RBI Plans Cybersecurity Arm for BanksSecurity Leaders Welcome Help Setting New Standards
The Reserve Bank of India has plans to set up a new IT subsidiary responsible for strengthening cybersecurity in the Indian banking sector.
"While the precise nature of the subsidiary is yet to be formulated, the cybersecurity arm will supervise and formulate policies for cybersecurity among other information technology issues related to banks," says Raghuram Rajan, RBI governor, during a press conference in Goa, after a meeting of the central board of directors of RBI.
Rajan says the entity will attract people from the IT sector to focus on issues affecting the banking space, including cybersecurity, and equip the sector with the tools necessary to face any attack.
"Cybercriminals are getting sophisticated in terms of using technology, and we have to constantly examine our readiness to face the new innovations in the field of cybercrime," Rajan says.

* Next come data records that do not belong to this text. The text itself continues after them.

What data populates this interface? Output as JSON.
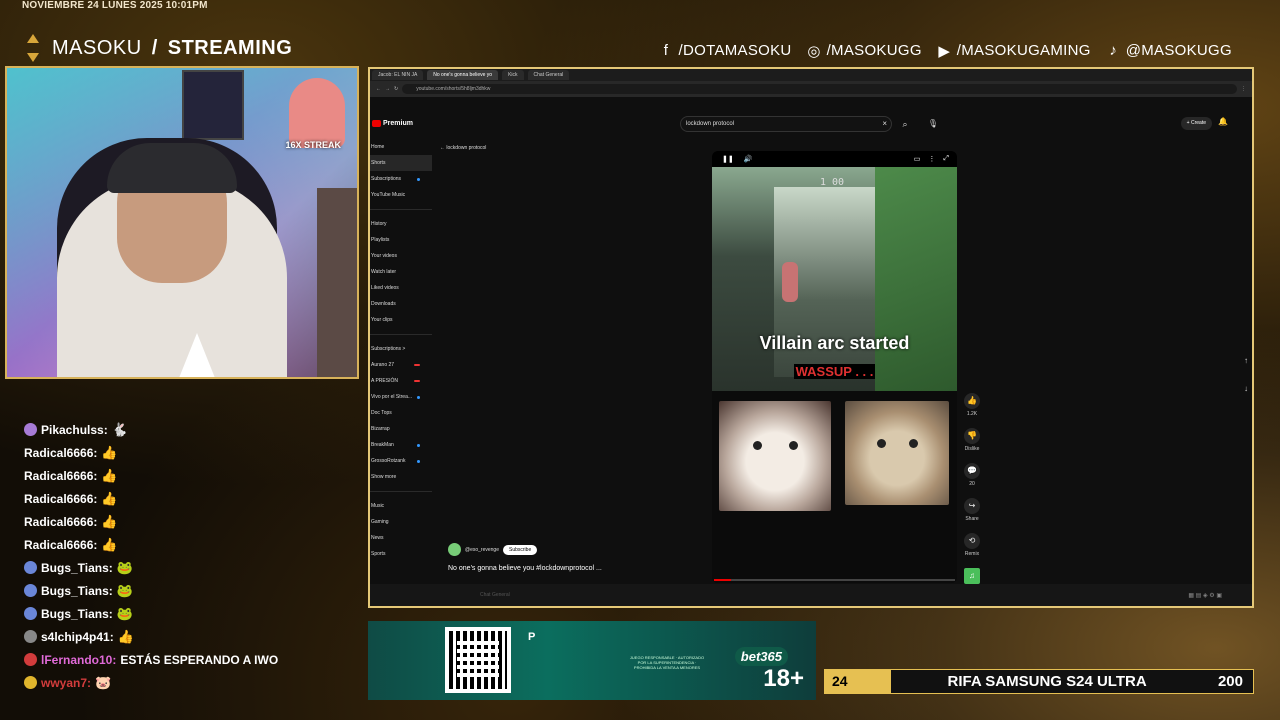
{
  "overlay": {
    "datetime": "NOVIEMBRE 24 LUNES 2025 10:01PM",
    "brand_name": "MASOKU",
    "brand_separator": "/",
    "brand_suffix": "STREAMING",
    "accent_color": "#d8a63a",
    "socials": [
      {
        "icon": "facebook-icon",
        "glyph": "f",
        "handle": "/DOTAMASOKU"
      },
      {
        "icon": "instagram-icon",
        "glyph": "◎",
        "handle": "/MASOKUGG"
      },
      {
        "icon": "youtube-icon",
        "glyph": "▶",
        "handle": "/MASOKUGAMING"
      },
      {
        "icon": "tiktok-icon",
        "glyph": "♪",
        "handle": "@MASOKUGG"
      }
    ]
  },
  "webcam": {
    "streak_label": "16X STREAK"
  },
  "chat": {
    "messages": [
      {
        "user": "Pikachulss:",
        "badge_color": "#a77bd6",
        "emote": "🐇",
        "text": "",
        "name_color": "#ffffff"
      },
      {
        "user": "Radical6666:",
        "badge_color": "",
        "emote": "👍",
        "text": "",
        "name_color": "#ffffff"
      },
      {
        "user": "Radical6666:",
        "badge_color": "",
        "emote": "👍",
        "text": "",
        "name_color": "#ffffff"
      },
      {
        "user": "Radical6666:",
        "badge_color": "",
        "emote": "👍",
        "text": "",
        "name_color": "#ffffff"
      },
      {
        "user": "Radical6666:",
        "badge_color": "",
        "emote": "👍",
        "text": "",
        "name_color": "#ffffff"
      },
      {
        "user": "Radical6666:",
        "badge_color": "",
        "emote": "👍",
        "text": "",
        "name_color": "#ffffff"
      },
      {
        "user": "Bugs_Tians:",
        "badge_color": "#6a86d8",
        "emote": "🐸",
        "text": "",
        "name_color": "#ffffff"
      },
      {
        "user": "Bugs_Tians:",
        "badge_color": "#6a86d8",
        "emote": "🐸",
        "text": "",
        "name_color": "#ffffff"
      },
      {
        "user": "Bugs_Tians:",
        "badge_color": "#6a86d8",
        "emote": "🐸",
        "text": "",
        "name_color": "#ffffff"
      },
      {
        "user": "s4lchip4p41:",
        "badge_color": "#888888",
        "emote": "👍",
        "text": "",
        "name_color": "#ffffff"
      },
      {
        "user": "lFernando10:",
        "badge_color": "#d23c3c",
        "emote": "",
        "text": "ESTÁS ESPERANDO A IWO",
        "name_color": "#e06ad8"
      },
      {
        "user": "wwyan7:",
        "badge_color": "#e0b52c",
        "emote": "🐷",
        "text": "",
        "name_color": "#d23c3c"
      }
    ]
  },
  "browser": {
    "tabs": [
      {
        "label": "Jacob: EL NIN JA",
        "active": false
      },
      {
        "label": "No one's gonna believe yo",
        "active": true
      },
      {
        "label": "Kick",
        "active": false
      },
      {
        "label": "Chat General",
        "active": false
      }
    ],
    "url": "youtube.com/shorts/5h8ljm3dhkw",
    "youtube": {
      "logo_text": "Premium",
      "search_value": "lockdown protocol",
      "create_label": "+ Create",
      "back_label": "lockdown protocol",
      "sidebar": [
        {
          "label": "Home",
          "active": false,
          "dot": ""
        },
        {
          "label": "Shorts",
          "active": true,
          "dot": ""
        },
        {
          "label": "Subscriptions",
          "active": false,
          "dot": "blue"
        },
        {
          "label": "YouTube Music",
          "active": false,
          "dot": ""
        },
        {
          "sep": true
        },
        {
          "label": "History",
          "active": false,
          "dot": ""
        },
        {
          "label": "Playlists",
          "active": false,
          "dot": ""
        },
        {
          "label": "Your videos",
          "active": false,
          "dot": ""
        },
        {
          "label": "Watch later",
          "active": false,
          "dot": ""
        },
        {
          "label": "Liked videos",
          "active": false,
          "dot": ""
        },
        {
          "label": "Downloads",
          "active": false,
          "dot": ""
        },
        {
          "label": "Your clips",
          "active": false,
          "dot": ""
        },
        {
          "sep": true
        },
        {
          "label": "Subscriptions >",
          "active": false,
          "dot": ""
        },
        {
          "label": "Aurano 27",
          "active": false,
          "dot": "red"
        },
        {
          "label": "A PRESIÓN",
          "active": false,
          "dot": "red"
        },
        {
          "label": "Vivo por el Strea...",
          "active": false,
          "dot": "blue"
        },
        {
          "label": "Doc Tops",
          "active": false,
          "dot": ""
        },
        {
          "label": "Bizarrap",
          "active": false,
          "dot": ""
        },
        {
          "label": "BreakMan",
          "active": false,
          "dot": "blue"
        },
        {
          "label": "GrossoRotzank",
          "active": false,
          "dot": "blue"
        },
        {
          "label": "Show more",
          "active": false,
          "dot": ""
        },
        {
          "sep": true
        },
        {
          "label": "Music",
          "active": false,
          "dot": ""
        },
        {
          "label": "Gaming",
          "active": false,
          "dot": ""
        },
        {
          "label": "News",
          "active": false,
          "dot": ""
        },
        {
          "label": "Sports",
          "active": false,
          "dot": ""
        }
      ],
      "short": {
        "hud_text": "1  00",
        "caption_main": "Villain arc started",
        "caption_sub": "WASSUP . . .",
        "progress": 0.07,
        "channel": "@eso_revenge",
        "subscribe_label": "Subscribe",
        "description": "No one's gonna believe you #lockdownprotocol ..."
      },
      "actions": [
        {
          "name": "like",
          "glyph": "👍",
          "label": "1.2K"
        },
        {
          "name": "dislike",
          "glyph": "👎",
          "label": "Dislike"
        },
        {
          "name": "comments",
          "glyph": "💬",
          "label": "20"
        },
        {
          "name": "share",
          "glyph": "↪",
          "label": "Share"
        },
        {
          "name": "remix",
          "glyph": "⟲",
          "label": "Remix"
        },
        {
          "name": "sound",
          "glyph": "♫",
          "label": ""
        }
      ],
      "bottom_bar_text": "Chat General"
    }
  },
  "ad": {
    "letter": "P",
    "logo": "bet365",
    "age": "18+",
    "legal": "JUEGO RESPONSABLE · AUTORIZADO POR LA SUPERINTENDENCIA · PROHIBIDA LA VENTA A MENORES"
  },
  "raffle": {
    "count": 24,
    "title": "RIFA SAMSUNG S24 ULTRA",
    "goal": 200,
    "progress": 0.12,
    "color": "#e6c052"
  }
}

While the details of the structure of the new entity are not clear, banking and security experts consider the move a positive step in the right direction.
'The Right Effort'
Security practitioners say the RBI's move will certainly focus on regulating banks regarding cybersecurity, auditing the strengths and weaknesses of technology in banks, their sensitivity toward public grievances on cybercrime and creating awareness through incident response mechanisms.
Sameer Ratolikar, chief information security officer, HDFC Bank, says the move indicates the kind of attention cybercrime has managed to grab.
"Given that Indian banks are moving to digital and using SMAC (social, mobility and cloud) business models for transactions, cyber-threats are bound to increase," Ratolikar says. "Setting up such an arm definitely instills confidence among security practitioners, as the regulator is making the right effort in addressing this menace."
He confirms that public sector banks, payment banks and small and mid-size banks will benefit immensely. as they would have direct access to the regulator's information about cybercrime and breaches.
Another advantage, Ratolikar observes, is that the RBI would ensure security standards and best practices are shared with the banks through this subsidiary, raising the security bar for all institutions.
N.D. Kundu, CISO of Bank of Baroda, agrees that the proposed entity will be a good resource for information sharing on cybercrime, breaches and online fraud, and a good platform to roll out best practices.
"It is a logical approach from RBI, as at this point in time the regulator is unable to guide or share information with all banks in the country or make its policies mandatory, owing to different cultures and policies of each bank," Kundu says.
"RBI is also unable to monitor online fraud and assess the right technological support; having a focused arm will definitely help get into the nitty-gritty of online transactions and discover discrepancies," he believes.
Chennai-based V. Rajendran, president of Cyber Society of India, argues that this move is something the industry has demanded for a considerable time. "With so many electronic delivery channels and such a huge number of electronic products, the banking industry is bound to make a paradigm shift away from personal and physical banking to electronic, impersonal and often faceless banking, resulting in huge security risks."
The current RBI guidelines are not followed as closely as some RBI guidance, such as the Gopalakrishna Working Group of RBI April 2001-Report on Data and information management in the RBI, Banking Ombudsman Circulars and RBI Guidelines on Internet Banking, Rajendran says. But with this new entity, the RBI can formally be part of the national cyber co-ordination center and call for exchange of information on any terrorist sharing the bank details, remittance details, money mule operations, etc.
"Creation of a separate investigative agency under the direct control of the RBI (through the information subsidiary) will definitely help investigate breaches of security and [incidents of ] bank fraud, provided it is equipped with properly-trained personnel and state-of-the-art resources," says Coimbatore-based S.N. Ravi Chandran, cybercrime investigator and member of Cyber Society of India.
While it is too early to guess how RBI intends to equip its IT subsidiary, experts recommend tasks that can be taken up.
Ratolikar hopes that the subsidiary will take control of the automatic data flow mechanism developed by the RBI from a security threat intelligence perspective to share insights about threats and incidents and suggest improved mechanisms to deal with cyber fraud.
Rajendran says the IT arm should focus on regulating the banks on cybersecurity. That means auditing the strengths and weaknesses of technology in banks, their sensitivity towards public grievances on cybercrime, their alertness towards cyber incidents, response in combating cyber-threats and putting in place a regulated control measure applicable to all banks, ensuring a cybercrime-free environment.
Ravi Chandran recommends a few priority areas:
- Creation of indigenous operating systems, storage locations, anti-virus, hard and software, etc;
- Proper systems to authenticate common users of the facilities, authenticate transactions and create a chain of accountability for every transaction. The existing systems are primitive;
- Legal infrastructure like Right to Privacy Act, and responsibility of banks for securing information. Separate courts for economic offenses is also a possibility;
- Putting down procedures and protocols for getting grievances settled expeditiously (non-existent at present).
Kundu says, "RBI's new entity should be able to define the scope of the security guidelines with more clarity and align with all the banks in the country in making appropriate recommendations to combat cyber-threats."